Camille Jourdan, mis à jour le 07.05.2014 à 17 h 25

Diên Biên Phû / manhhai via Flickr CC License By

Diên Biên Phû / manhhai via Flickr CC License By

«Et si nous vous donnions deux bombes atomiques?» C’est la proposition qu’aurait faite le secrétaire d'État américain John Foster Dulles au ministre français des Affaires étrangères George Bidault en avril 1954. La cible? Diên Biên Phû, en Indochine, où la guerre allait bientôt toucher à sa fin.

Le 7 mai 1954, il y a donc 60 ans, Diên Biên Phû marquait une défaite historique pour la France. Le Monde rappelle les propos de l'historien Jean-Pierre Rioux: «[Diên Biên Phû fut] la seule bataille rangée et perdue par une armée européenne dans toute l’histoire des décolonisations.»

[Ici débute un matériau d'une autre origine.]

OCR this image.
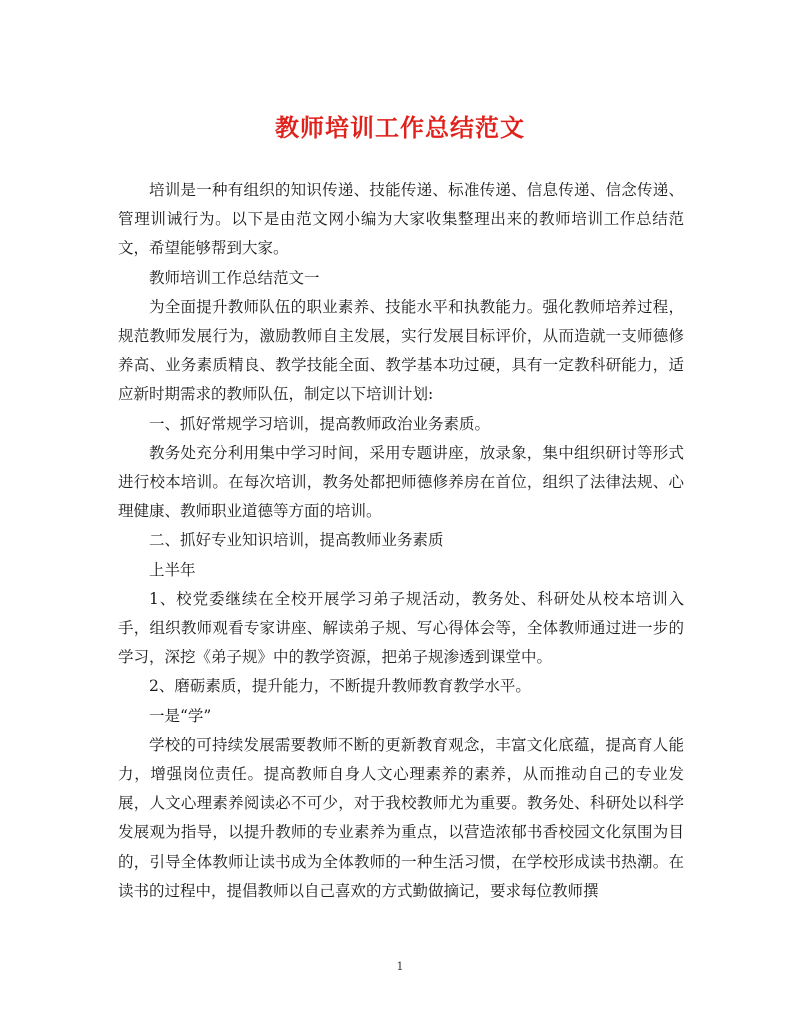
教师培训工作总结范文

培训是一种有组织的知识传递、技能传递、标准传递、信息传递、信念传递、管理训诫行为。以下是由范文网小编为大家收集整理出来的教师培训工作总结范文，希望能够帮到大家。

教师培训工作总结范文一

为全面提升教师队伍的职业素养、技能水平和执教能力。强化教师培养过程，规范教师发展行为，激励教师自主发展，实行发展目标评价，从而造就一支师德修养高、业务素质精良、教学技能全面、教学基本功过硬，具有一定教科研能力，适应新时期需求的教师队伍，制定以下培训计划:

一、抓好常规学习培训，提高教师政治业务素质。

教务处充分利用集中学习时间，采用专题讲座，放录象，集中组织研讨等形式进行校本培训。在每次培训，教务处都把师德修养房在首位，组织了法律法规、心理健康、教师职业道德等方面的培训。

二、抓好专业知识培训，提高教师业务素质

上半年

1、校党委继续在全校开展学习弟子规活动，教务处、科研处从校本培训入手，组织教师观看专家讲座、解读弟子规、写心得体会等，全体教师通过进一步的学习，深挖《弟子规》中的教学资源，把弟子规渗透到课堂中。

2、磨砺素质，提升能力，不断提升教师教育教学水平。

一是“学”

学校的可持续发展需要教师不断的更新教育观念，丰富文化底蕴，提高育人能力，增强岗位责任。提高教师自身人文心理素养的素养，从而推动自己的专业发展，人文心理素养阅读必不可少，对于我校教师尤为重要。教务处、科研处以科学发展观为指导，以提升教师的专业素养为重点，以营造浓郁书香校园文化氛围为目的，引导全体教师让读书成为全体教师的一种生活习惯，在学校形成读书热潮。在读书的过程中，提倡教师以自己喜欢的方式勤做摘记，要求每位教师撰

1
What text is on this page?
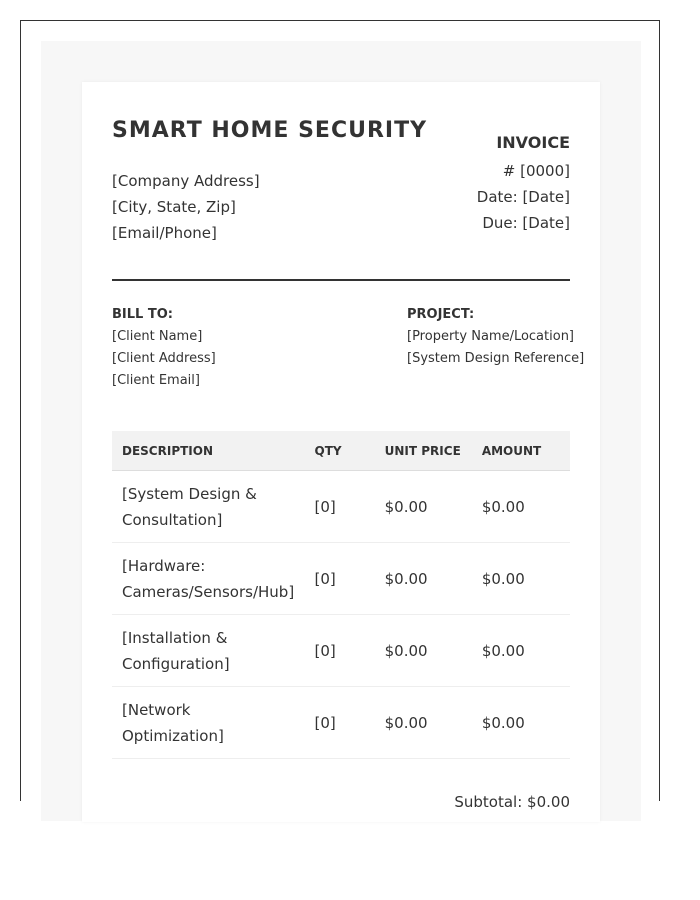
SMART HOME SECURITY
[Company Address]
[City, State, Zip]
[Email/Phone]
INVOICE
# [0000]
Date: [Date]
Due: [Date]
BILL TO:
[Client Name]
[Client Address]
[Client Email]
PROJECT:
[Property Name/Location]
[System Design Reference]
DESCRIPTION	QTY	UNIT PRICE	AMOUNT
[System Design & Consultation]	[0]	$0.00	$0.00
[Hardware: Cameras/Sensors/Hub]	[0]	$0.00	$0.00
[Installation & Configuration]	[0]	$0.00	$0.00
[Network Optimization]	[0]	$0.00	$0.00
Subtotal: $0.00
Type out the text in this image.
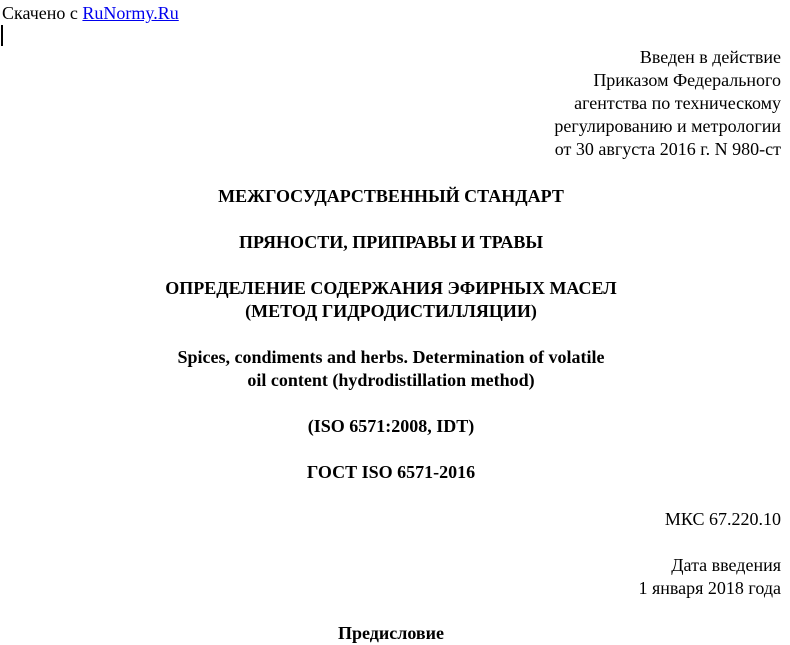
Скачено с RuNormy.Ru
Введен в действие
Приказом Федерального
агентства по техническому
регулированию и метрологии
от 30 августа 2016 г. N 980-ст
МЕЖГОСУДАРСТВЕННЫЙ СТАНДАРТ
ПРЯНОСТИ, ПРИПРАВЫ И ТРАВЫ
ОПРЕДЕЛЕНИЕ СОДЕРЖАНИЯ ЭФИРНЫХ МАСЕЛ
(МЕТОД ГИДРОДИСТИЛЛЯЦИИ)
Spices, condiments and herbs. Determination of volatile
oil content (hydrodistillation method)
(ISO 6571:2008, IDT)
ГОСТ ISO 6571-2016
МКС 67.220.10
Дата введения
1 января 2018 года
Предисловие
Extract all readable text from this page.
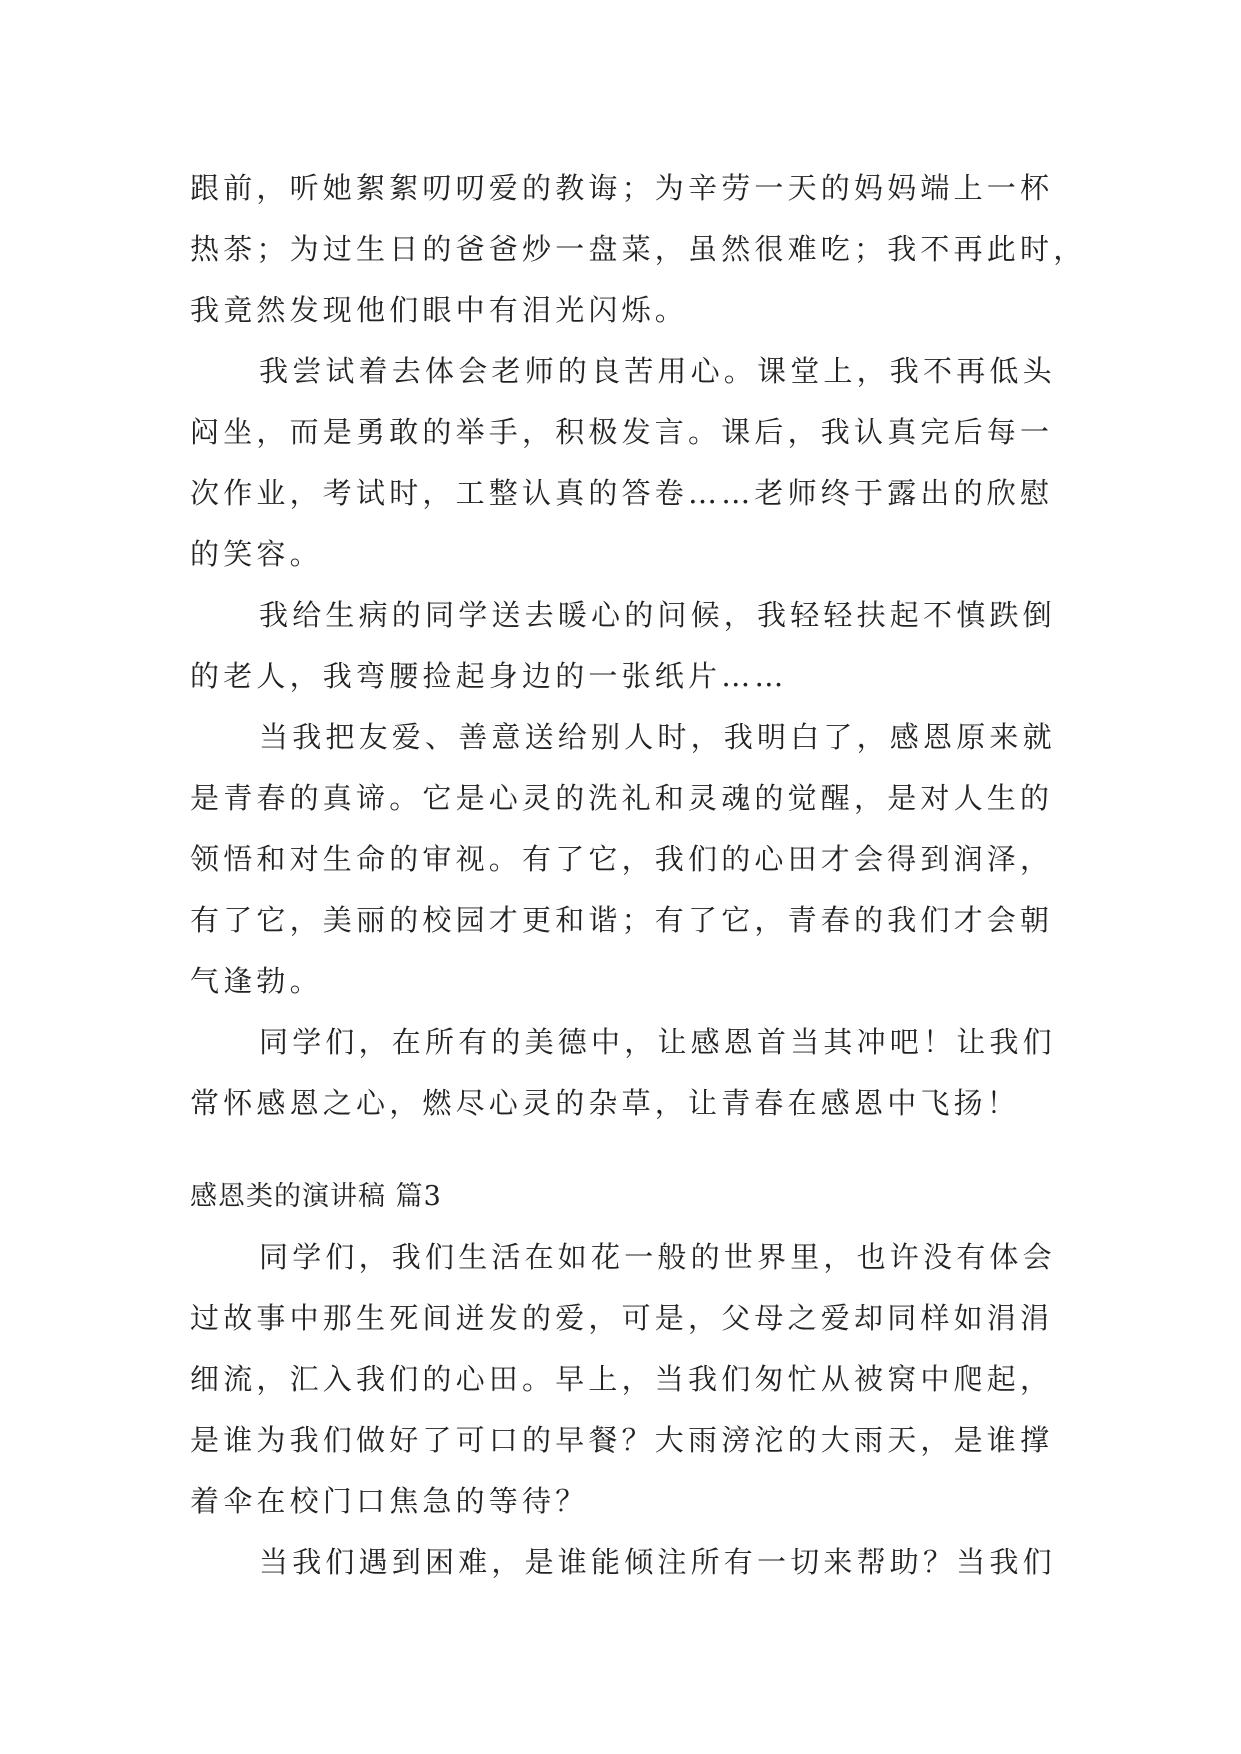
跟前，听她絮絮叨叨爱的教诲；为辛劳一天的妈妈端上一杯
热茶；为过生日的爸爸炒一盘菜，虽然很难吃；我不再此时，
我竟然发现他们眼中有泪光闪烁。
我尝试着去体会老师的良苦用心。课堂上，我不再低头
闷坐，而是勇敢的举手，积极发言。课后，我认真完后每一
次作业，考试时，工整认真的答卷……老师终于露出的欣慰
的笑容。
我给生病的同学送去暖心的问候，我轻轻扶起不慎跌倒
的老人，我弯腰捡起身边的一张纸片……
当我把友爱、善意送给别人时，我明白了，感恩原来就
是青春的真谛。它是心灵的洗礼和灵魂的觉醒，是对人生的
领悟和对生命的审视。有了它，我们的心田才会得到润泽，
有了它，美丽的校园才更和谐；有了它，青春的我们才会朝
气逢勃。
同学们，在所有的美德中，让感恩首当其冲吧！让我们
常怀感恩之心，燃尽心灵的杂草，让青春在感恩中飞扬！
感恩类的演讲稿 篇3
同学们，我们生活在如花一般的世界里，也许没有体会
过故事中那生死间迸发的爱，可是，父母之爱却同样如涓涓
细流，汇入我们的心田。早上，当我们匆忙从被窝中爬起，
是谁为我们做好了可口的早餐？大雨滂沱的大雨天，是谁撑
着伞在校门口焦急的等待？
当我们遇到困难，是谁能倾注所有一切来帮助？当我们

En ce jour anniversaire, la BBC et d’autres médias retracent l’histoire de cette bataille. Celle d’un militaire, le commandant en chef Henri Navarre, qui décida, fin 1953, d’enterrer son armée dans une cuvette: autour du champ de bataille, des collines et des  montagnes. Une stratégie pour se protéger des attaques vietminh. Mais voilà les Français pris à leur propre piège: leurs adversaires s’avèrent plus équipés que prévus et parviennent à assiéger cette «baignoire».

La France fait alors appel aux Etats-Unis. La solution des Américains? L’arme nucléaire. Au cours d’une réunion de l’Alliance atlantique, le 22 avril, c’est cette solution radicale qui aurait été proposée.

Pourquoi «aurait»? Car aucune preuve tangible que de tels propos aient été tenus n’existe. La BBC émet ainsi quelques réserves:

«Il paraît possible que dans l’atmosphère fébrile qui régnait ces jours-là, les Français paniqués aient mal compris [Dulles]. Ou peut-être que ces propos ont été mal traduits.»

Mais plusieurs hommes politiques de l’époque sont formels: les Etats-Unis ont bien suggéré l’utilisation de bombes atomiques. Dans son article «Un malentendu transatlantique: les Etats-Unis et la bataille de Diên Biên Phû», l'historien Laurent Cesari demande:

«Pourquoi douter de la réalité de la proposition? Bidault et l’ambassadeur Jean Chauvel la mentionnent dans leurs Mémoires; surtout, le ministre en a immédiatement fait part à trois de ses proches collaborateurs (Roland de Margerie, Maurice Schumann, Guy de la Tournelle) et le général Ely la relève dans son journal tenu au jour le jour.»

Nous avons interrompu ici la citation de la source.